I would love to see more of this. A human doing the impossible in Equestria simply because they believe that it will work and so it does.
Hmmm. But what about desserts? or soup? Soup is both a drink and a food. Do I just have to believe in the soup and it will be so?

So many people fail at absurdist stories. You didn't Good job, you.

10031369
I wasn't only one...

Also.. are you?..pointedly stares at drawing.

HAH! I love this! Mechanics of the mind and baffling Twilight, pure brilliance!

It's been a while since I read something where I end up asking myself what the fudge I just read.

Was gonna mention da Orks, but the story did it for me.

YOUSE GROTS BETTER BE MAKIN' ME LUNCH IN DERE!

TDR

Ork tech at it's finest.

The interesting thing is, in Equestria that might actually actually work, purely because ponies have seen magic do similar things. All you'd need for perfect operation is to dress up the exterior with things that ponies already associate with magical machinery - gems that light up in sequence, a small plaque with a serial number from the Canterlot Guild of Mages Appliances Division, maybe an accompanying manual which emphasizes regular cleaning or some other minor maintenance process.

10031564
I'm quite certain I don't know what you're talking about. Am I the artist of my avatar? no. Am I actually an animated fox wearing a vest and holding grapes? also unfortunately no.
(seriously though am I what?)

Your writing makes me happy

There's no free lunch. Watches machine fall apart.

10031739
The former, provided I know (like really know-know) the artist

If ponies existed in 40k and learned how to utilize this power along with Harmony, they will be like one of the major powers in the galaxy!

10031142
What are you talking about?

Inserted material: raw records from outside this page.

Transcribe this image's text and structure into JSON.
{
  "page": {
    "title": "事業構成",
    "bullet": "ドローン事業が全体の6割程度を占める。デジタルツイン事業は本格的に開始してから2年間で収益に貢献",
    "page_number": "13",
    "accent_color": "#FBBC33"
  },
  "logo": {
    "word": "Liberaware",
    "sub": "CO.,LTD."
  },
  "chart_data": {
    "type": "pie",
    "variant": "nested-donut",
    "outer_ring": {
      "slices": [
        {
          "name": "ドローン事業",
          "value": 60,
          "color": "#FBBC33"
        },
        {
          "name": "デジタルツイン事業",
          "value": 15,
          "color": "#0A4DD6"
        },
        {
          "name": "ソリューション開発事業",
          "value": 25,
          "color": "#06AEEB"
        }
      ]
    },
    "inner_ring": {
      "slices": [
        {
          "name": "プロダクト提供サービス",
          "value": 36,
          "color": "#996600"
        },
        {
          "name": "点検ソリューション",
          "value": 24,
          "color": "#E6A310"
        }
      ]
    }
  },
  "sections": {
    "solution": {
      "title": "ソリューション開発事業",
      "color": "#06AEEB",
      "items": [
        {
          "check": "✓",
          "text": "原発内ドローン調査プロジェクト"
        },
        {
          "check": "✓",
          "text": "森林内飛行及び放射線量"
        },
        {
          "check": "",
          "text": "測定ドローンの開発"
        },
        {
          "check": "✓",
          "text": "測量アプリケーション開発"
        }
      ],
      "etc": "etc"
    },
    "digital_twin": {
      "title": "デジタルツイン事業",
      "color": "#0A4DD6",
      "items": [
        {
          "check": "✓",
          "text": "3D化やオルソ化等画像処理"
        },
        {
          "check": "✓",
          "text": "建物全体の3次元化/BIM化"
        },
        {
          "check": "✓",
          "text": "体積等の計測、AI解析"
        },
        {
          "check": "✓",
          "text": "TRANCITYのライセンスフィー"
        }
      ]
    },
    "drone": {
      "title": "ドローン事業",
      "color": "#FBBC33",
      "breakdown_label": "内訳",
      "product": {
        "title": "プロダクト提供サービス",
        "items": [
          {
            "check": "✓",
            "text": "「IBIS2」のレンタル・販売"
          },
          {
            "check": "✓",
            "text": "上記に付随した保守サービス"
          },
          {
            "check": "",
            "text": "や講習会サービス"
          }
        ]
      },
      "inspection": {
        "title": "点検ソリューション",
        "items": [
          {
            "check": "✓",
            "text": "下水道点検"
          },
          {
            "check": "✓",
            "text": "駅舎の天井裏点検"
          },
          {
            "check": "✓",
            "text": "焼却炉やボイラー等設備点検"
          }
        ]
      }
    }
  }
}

It'll work even better and in ways you didn't expect.

Didn't see that one coming, did you Twilight?

10031132
I fear that any possible drinks machine is doomed to the following fate:

He had found a Nutri-Matic machine which had provided him with a plastic cup filled with a liquid that was almost, but not quite, entirely unlike tea. The way it functioned was very interesting. When the Drink button was pressed it made an instant but highly detailed examination of the subject's taste buds, a spectroscopic examination of the subject's metabolism and then sent tiny experimental signals down the neural pathways to the taste centers of the subject's brain to see what was likely to go down well. However, no one knew quite why it did this because it invariably delivered a cupful of liquid that was almost, but not quite, entirely unlike tea.

Give it time. Soon Twilight will realize this is how Pinkie is Pinkie.

10031839
I don't imagine Charlie will be happy when it's stuck dispensing cupcakes and other similar baked goods.

Purple iz da sneekyest color

10031821
ah well in that case, No i'm not the artist. the one who made it was one culpeo-fox on deviant art

Charlie from ASIP meets 40k. Will Equestria survive? :pinkiecrazy:

10031889

I would prefer something like SCP 294 happening.

10031889
👍 Excellent use of a Douglas Adams reference. Poor Arthur Dent.

Law

Charlie reminds me of Colinfurze but if he had access to magic.